The book describes Mother Spain in the decades preceding the Propaganda Movement in these words: ‘The political situation was deplorable and the economy … was lamentable’ (page 127). Given that context, therefore, I believe that the European campaign for reforms led by Dr Jose Rizal was in fact doomed to failure right from the start. The Spaniards could not have shared their attention with peoples outside Madre España when they had big troubles of their own.

The Filipinos themselves couldn’t put their act together. Consider this: With only their bare bolos as weapons of mass destruction, when the Katipuneros led by the brave Andres Bonifacio launched the Revolution of 1896 by tearing their cedulas, the Iloilo elite ‘immediately responded with protestations of outrage and affirmed their loyalty to Mother Spain’ (page 143). I cannot help but believe that this shows the Katipunan was doomed from the start. From Iloilo came the great orator Graciano Lopez Jaena whose patriotism was unquestioned. But no one can win a war by the sheer brilliance of propaganda, let alone spellbinding oratory.
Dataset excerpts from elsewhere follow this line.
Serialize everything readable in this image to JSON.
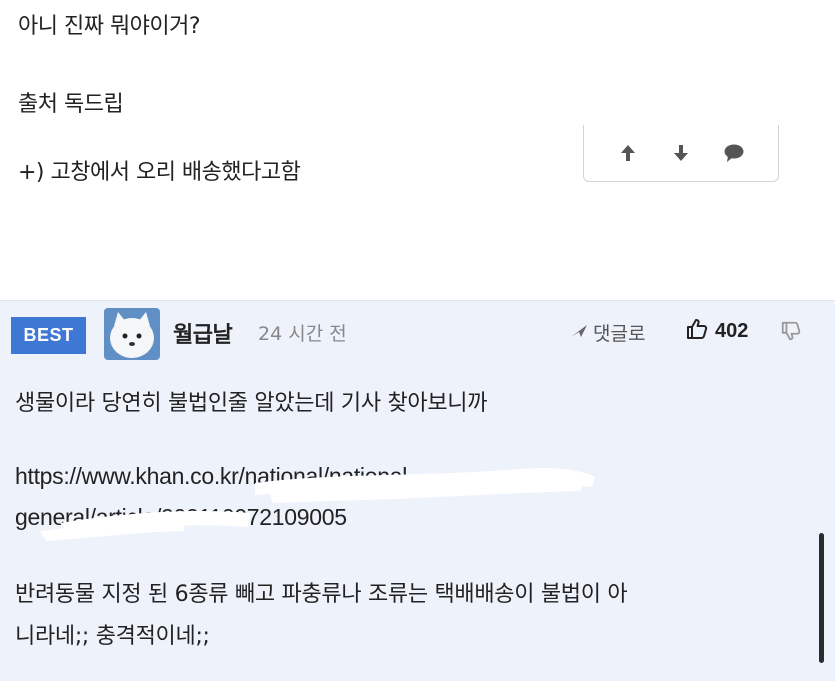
{
  "post": {
    "lines": [
      "아니 진짜 뭐야이거?",
      "출처 독드립",
      "+) 고창에서 오리 배송했다고함"
    ]
  },
  "vote_bar": {
    "icons": [
      "arrow-up-icon",
      "arrow-down-icon",
      "speech-bubble-icon"
    ]
  },
  "comment": {
    "badge": "BEST",
    "nickname": "월급날",
    "time": "24 시간 전",
    "reply_label": "댓글로",
    "like_count": "402",
    "text_lines": [
      "생물이라 당연히 불법인줄 알았는데 기사 찾아보니까",
      "https://www.khan.co.kr/",
      "general/",
      "반려동물 지정 된 6종류 빼고 파충류나 조류는 택배배송이 불법이 아",
      "니라네;; 충격적이네;;"
    ],
    "link_fragments": {
      "line1_tail": "national/national-",
      "line2_tail": "article/202110072109005"
    }
  },
  "colors": {
    "badge_bg": "#3f78d4",
    "comment_bg": "#eef2fb",
    "time_text": "#888888"
  }
}
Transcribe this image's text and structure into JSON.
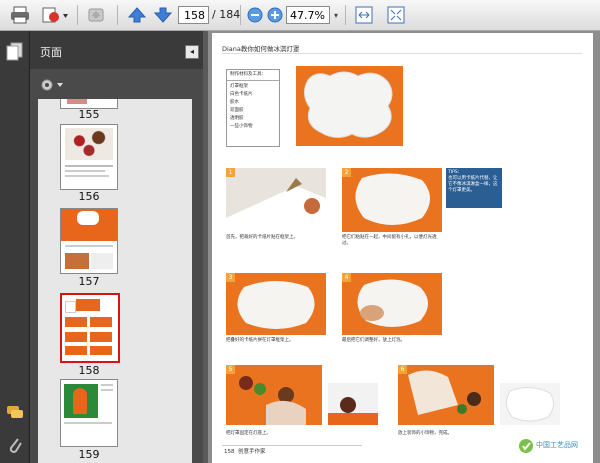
{
  "toolbar": {
    "page_current": "158",
    "page_total": "/ 184",
    "zoom": "47.7%",
    "icons": [
      "print-icon",
      "share-icon",
      "tools-icon",
      "prev-page-icon",
      "next-page-icon",
      "zoom-out-icon",
      "zoom-in-icon",
      "fit-width-icon",
      "fullscreen-icon"
    ]
  },
  "panel": {
    "title": "页面",
    "collapse": "◂",
    "options_icon": "gear-icon"
  },
  "thumbnails": [
    {
      "label": "155"
    },
    {
      "label": "156"
    },
    {
      "label": "157"
    },
    {
      "label": "158",
      "selected": true
    },
    {
      "label": "159"
    }
  ],
  "document": {
    "heading": "Diana教你如何做冰淇灯罩",
    "materials_title": "制作材料及工具：",
    "materials": [
      "灯罩框架",
      "白色卡纸片",
      "胶水",
      "双面胶",
      "透明胶",
      "一些小饰物"
    ],
    "tips_title": "TIPS:",
    "tips_text": "也可以用卡纸片代替，让它不像冰淇淋盒一样，这个灯罩更美。",
    "captions": [
      "首先，把裁好的卡纸片贴在框架上。",
      "把它们粘贴在一起，中间留有小孔，以便灯光透过。",
      "把叠好的卡纸片拼在灯罩框架上。",
      "最后把它们调整好，放上灯泡。",
      "把灯罩固定在灯座上。",
      "放上装饰的小饰物，完成。"
    ],
    "step_numbers": [
      "1",
      "2",
      "3",
      "4",
      "5",
      "6"
    ],
    "footer_page": "158",
    "footer_text": "创意手作家",
    "watermark": "中国工艺品网"
  }
}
I have one complaint, about the Maragtas Code. The book says, ‘Perhaps more research is needed on the history of the Maragtas before it could be dismissed as a legend altogether’ (page 13). I think not. In 1984, William Henry ‘Scotty’ Scott published his New Day book Prehispanic Source Materials for the Study of Philippine History, with a whole chapter ‘The Maragtas: History or Myth?’ (pages 91-103) showing a very through historical investigation of the matter. Scotty concluded that the Maragtas Code was fiction, not fact. I have great respect for Scotty, bless his soul.

The matter of the Maragtas Code notwithstanding, there is much to recommend in Hernandez’s book. The historical facts it mentions make this volume invaluable.

The book ends where the dream of the Filipinos for independence is shattered – Iloilo is burned almost to the ground by the Filipinos themselves. Today? We have yet to learn from history.